Today, predicting a protein’s shape — down to nearly every atom — from its known sequence of amino acids is feasible, Zitnik said. The major challenge is linking those structures to their functions and phenotypes across various biological settings and diseases. About 20 percent of human proteins have poorly defined functions, and an overwhelming share of research — 95 percent — is devoted to just 5,000 well-studied proteins.
“We are addressing this gap by connecting molecular sequences and structures with functional annotations to predict protein phenotypes, helping move the field closer to being able to in-silico predict functions for each protein,” Zitnik said.
A long-term goal for AI in the lab is the development of “AI scientists” that function as research assistants, with access to the entire body of scientific literature, the ability to integrate that knowledge with experimental results, and the capacity to suggest next steps.
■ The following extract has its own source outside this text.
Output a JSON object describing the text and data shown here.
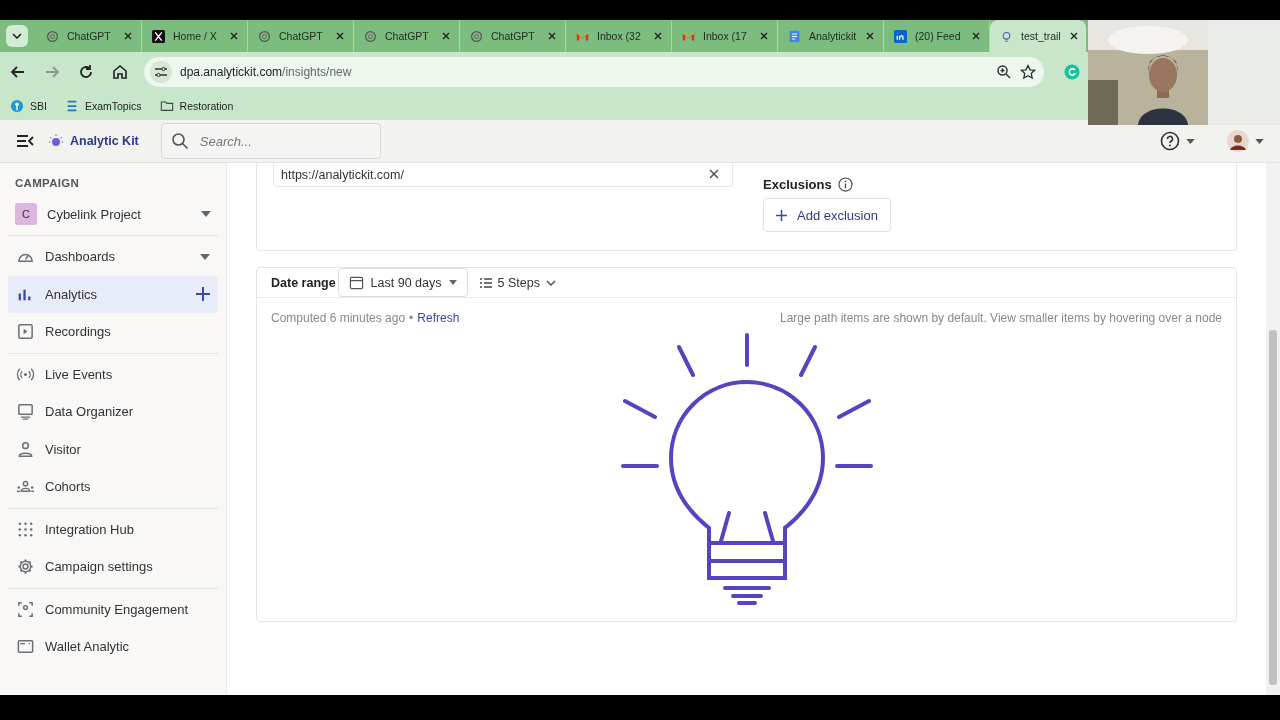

These systems could evolve into true collaborators, Zitnik said, noting that some models have already generated simple hypotheses. Her lab used Procyon, for example, to identify domains in the maltase glucoamylase protein that bind miglitol, a drug used to treat Type 2 diabetes. In another project, the team showed that Procyon could functionally annotate poorly characterized proteins implicated in Parkinson’s disease. The tool’s broad range of capabilities is possible because it was trained on massive experimental data sets and the entire scientific literature, resources far exceeding what humans can read and analyze, Zitnik said.
The classroom comes before the lab, and the AI dynamic of flexibility, innovation, and constant learning is also being applied to education. The Medical School has introduced a course dealing with AI in healthcare; added a Ph.D. track on AI in medicine; is planning a “tutor bot” to provide supplemental material beyond lectures; and is developing a virtual patient on which students can practice before their first nerve-wracking encounter with the real thing. Meanwhile, Rodman is leading a steering group on the use of generative AI in medical education.
These initiatives are a good start, he said. Still, the rapid evolution of AI technology makes it difficult to prepare students for careers that will span 30 years.
“The Harvard view, which is my view as well, is that we can give people the basics, but we just have to encourage agility and prepare people for a future that changes rapidly,” Rodman said. “Probably the best thing we can do is prepare people to expect the unexpected.”